My Dad Walked The Talk

June 15, 2008 · Print This Article

Some of my very best memories are with my Dad. My Dad is a great man. He’s genuine, charismatic, intelligent, good looking, and very outgoing. And by outgoing, I mean the guy will talk to anybody. He treats everyone with respect. He displays the same assured, intrepid, yet inquisitive demeanor, whether he’s having a conversation with a billionaire or with a homeless person. My Dad took me to professional sports games as a kid and even coached my soccer team. My Dad has always been there for me if I needed him.

I didn’t like following my parents rules; I refused to eat vegetables, I played video games without finishing my homework, I snuck out of the house when I was grounded, I made some bad choices, and I got into lots of trouble. The more my parents told me to do something or to not do something, the more I did the exact opposite. By age 16, I moved out for the second, and final time.
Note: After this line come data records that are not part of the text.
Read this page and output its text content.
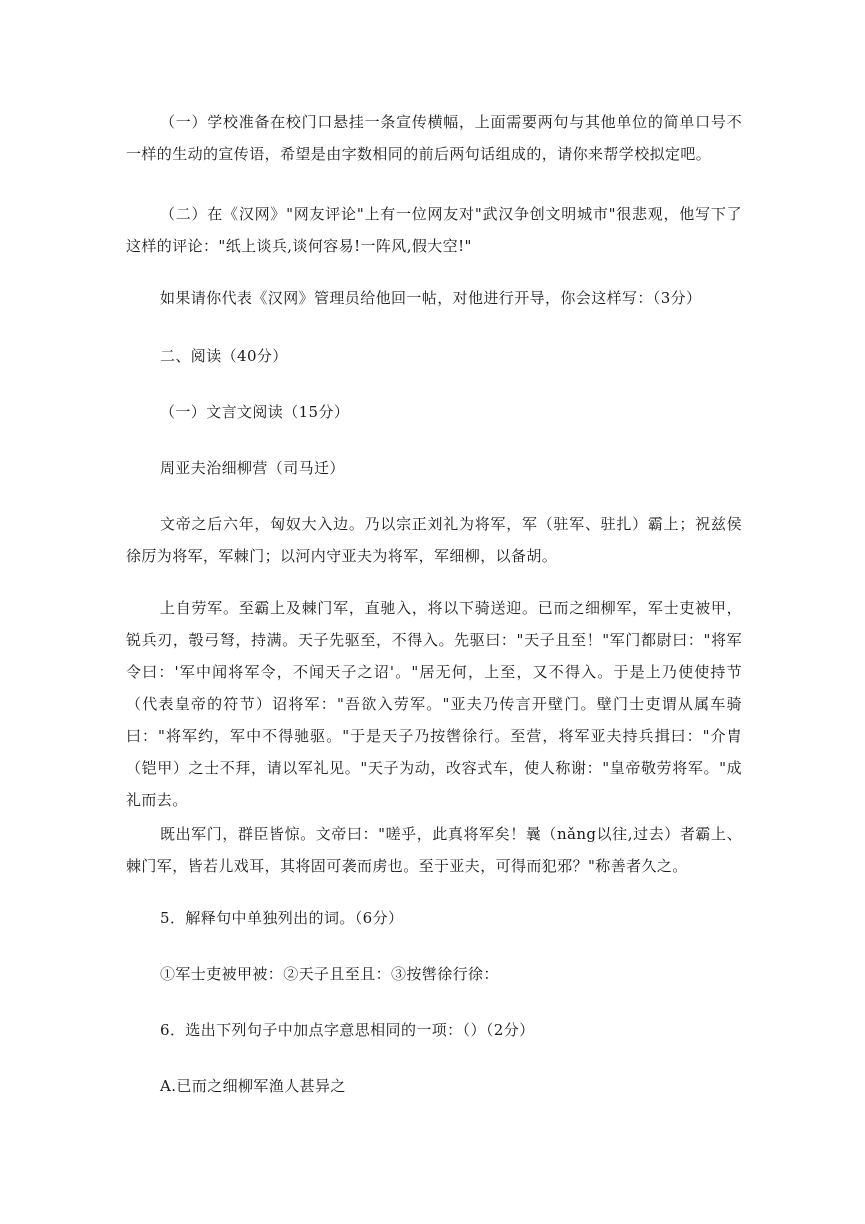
（一）学校准备在校门口悬挂一条宣传横幅，上面需要两句与其他单位的简单口号不一样的生动的宣传语，希望是由字数相同的前后两句话组成的，请你来帮学校拟定吧。

（二）在《汉网》"网友评论"上有一位网友对"武汉争创文明城市"很悲观，他写下了这样的评论："纸上谈兵,谈何容易!一阵风,假大空!"

如果请你代表《汉网》管理员给他回一帖，对他进行开导，你会这样写：（3分）

二、阅读（40分）

（一）文言文阅读（15分）

周亚夫治细柳营（司马迁）

文帝之后六年，匈奴大入边。乃以宗正刘礼为将军，军（驻军、驻扎）霸上；祝兹侯徐厉为将军，军棘门；以河内守亚夫为将军，军细柳，以备胡。

上自劳军。至霸上及棘门军，直驰入，将以下骑送迎。已而之细柳军，军士吏被甲，锐兵刃，彀弓弩，持满。天子先驱至，不得入。先驱曰："天子且至！"军门都尉曰："将军令曰：'军中闻将军令，不闻天子之诏'。"居无何，上至，又不得入。于是上乃使使持节（代表皇帝的符节）诏将军："吾欲入劳军。"亚夫乃传言开壁门。壁门士吏谓从属车骑曰："将军约，军中不得驰驱。"于是天子乃按辔徐行。至营，将军亚夫持兵揖曰："介胄（铠甲）之士不拜，请以军礼见。"天子为动，改容式车，使人称谢："皇帝敬劳将军。"成礼而去。

既出军门，群臣皆惊。文帝曰："嗟乎，此真将军矣！曩（nǎng以往,过去）者霸上、棘门军，皆若儿戏耳，其将固可袭而虏也。至于亚夫，可得而犯邪？"称善者久之。

5．解释句中单独列出的词。（6分）

①军士吏被甲被：②天子且至且：③按辔徐行徐：

6．选出下列句子中加点字意思相同的一项：（）（2分）

A.已而之细柳军渔人甚异之
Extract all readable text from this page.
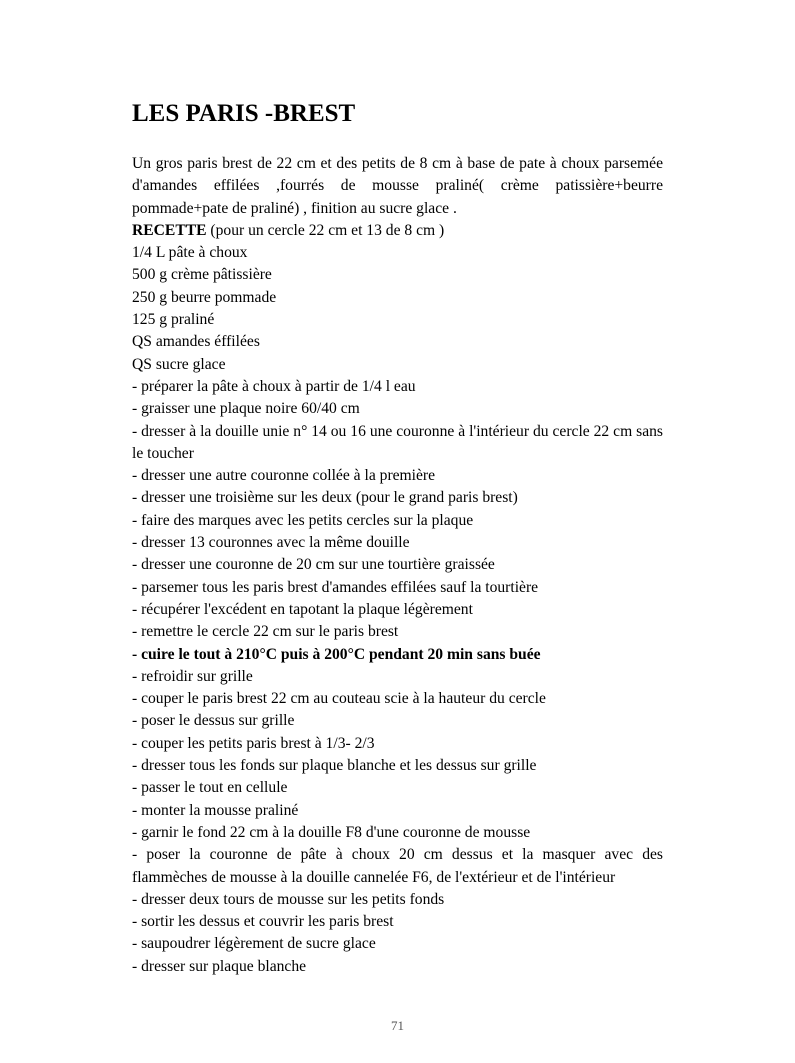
LES PARIS -BREST
Un gros paris brest de 22 cm et des petits de 8 cm à base de pate à choux parsemée d'amandes effilées ,fourrés de mousse praliné( crème patissière+beurre pommade+pate de praliné) , finition au sucre glace .
RECETTE (pour un cercle 22 cm et 13 de 8 cm )
1/4 L pâte à choux
500 g crème pâtissière
250 g beurre pommade
125 g praliné
QS amandes éffilées
QS sucre glace
- préparer la pâte à choux à partir de 1/4 l eau
- graisser une plaque noire 60/40 cm
- dresser à la douille unie n° 14 ou 16 une couronne à l'intérieur du cercle 22 cm sans le toucher
- dresser une autre couronne collée à la première
- dresser une troisième sur les deux (pour le grand paris brest)
- faire des marques avec les petits cercles sur la plaque
- dresser 13 couronnes avec la même douille
- dresser une couronne de 20 cm sur une tourtière graissée
- parsemer tous les paris brest d'amandes effilées sauf la tourtière
- récupérer l'excédent en tapotant la plaque légèrement
- remettre le cercle 22 cm sur le paris brest
- cuire le tout à 210°C puis à 200°C pendant 20 min sans buée
- refroidir sur grille
- couper le paris brest 22 cm au couteau scie à la hauteur du cercle
- poser le dessus sur grille
- couper les petits paris brest à 1/3- 2/3
- dresser tous les fonds sur plaque blanche et les dessus sur grille
- passer le tout en cellule
- monter la mousse praliné
- garnir le fond 22 cm à la douille F8 d'une couronne de mousse
- poser la couronne de pâte à choux 20 cm dessus et la masquer avec des flammèches de mousse à la douille cannelée F6, de l'extérieur et de l'intérieur
- dresser deux tours de mousse sur les petits fonds
- sortir les dessus et couvrir les paris brest
- saupoudrer légèrement de sucre glace
- dresser sur plaque blanche
71
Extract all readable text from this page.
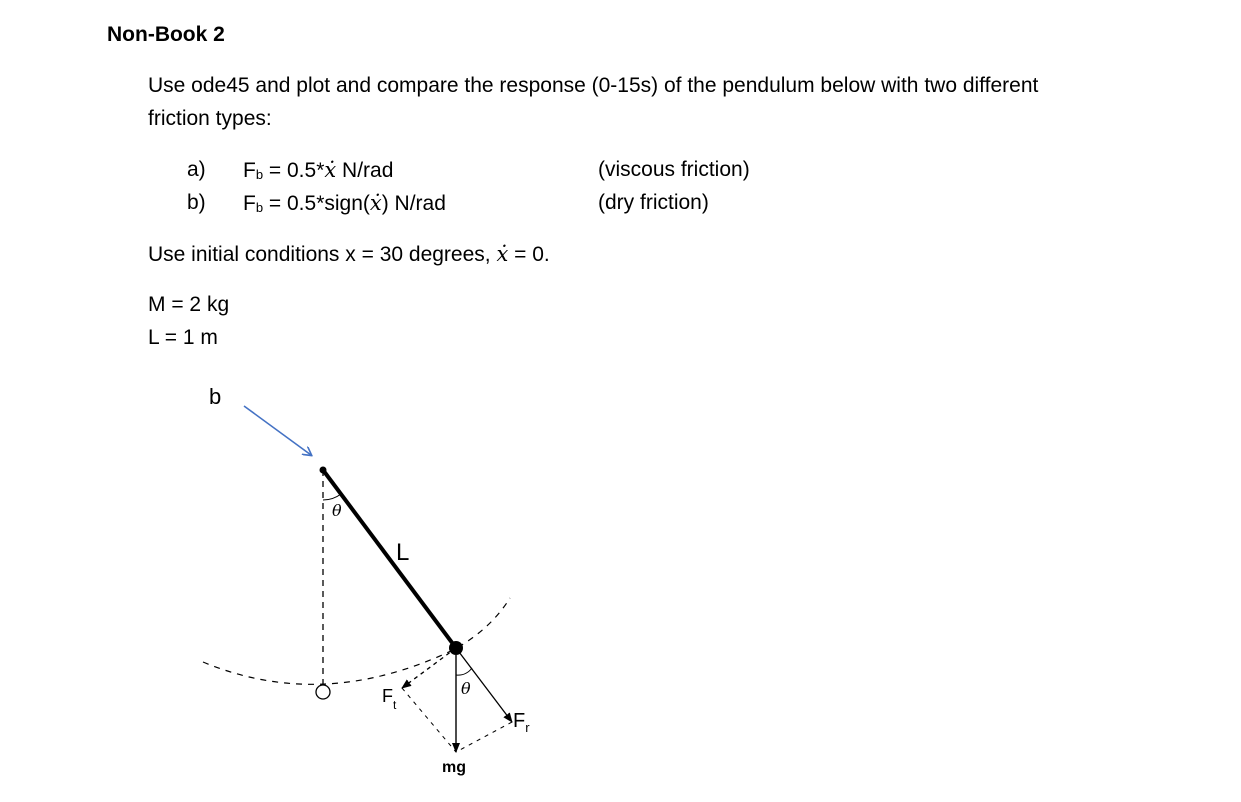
Non-Book 2
Use ode45 and plot and compare the response (0-15s) of the pendulum below with two different
friction types:
a) Fb = 0.5*ẋ N/rad	(viscous friction)
b) Fb = 0.5*sign(ẋ) N/rad	(dry friction)
Use initial conditions x = 30 degrees, ẋ = 0.
M = 2 kg
L = 1 m
b
θ
L
mg
$F_r$
$F_t$
θ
Let me tell you, I was quite a handful.

Rewind to a few years before I reached my angry, rebellious teenager years.

Exercise was such a great way for me to connect with my Dad. I remember my Dad exercising in the mornings, and sometimes at night. I wanted to exercise because I saw him doing it. I didn’t necessarily like to exercise; I did it because that’s what I saw him doing. The push ups and sit ups were hard and I despised running. I just loved to exercise with him.

If he just told he was exercising and then told me that’s what I should do, I would never have gone out there on those crisp fall mornings.

I did it because he did it. I didn’t know why. I was too young to understand and I definitely didn’t care about things like my appearance or level of body fat. I was just imitating. I learned at a very young age what it felt like to challenge my body physically. I pushed my body hard because that’s what I saw him doing.

When I stopped being such an angry teenager, I realized how important those moments with my Dad were.

A short time before I moved out, I was at that age where I did start to care about my appearance. There were many times that I felt fat so, I tried exercising and ended up quitting after a few days, weeks, or months. But I always went back to it. And then, at a certain point, it clicked, and it stuck.

What started as push ups, sit ups, and running with my Dad has turned into a lifelong journey towards physical, emotional, intellectual, environmental, social, occupational, and spiritual wellness. I have learned what it really means to feel good. I have learned that wellness is a journey, not a destination.

I can’t even begin to explain how absolutely thrilled I am with life.

And who would have thought that I would even be making a decent living sharing this passion for self improvement, exercise, and its numerous benefits with other people.

Thank you Dad. Leading by example is the best thing a parent can do.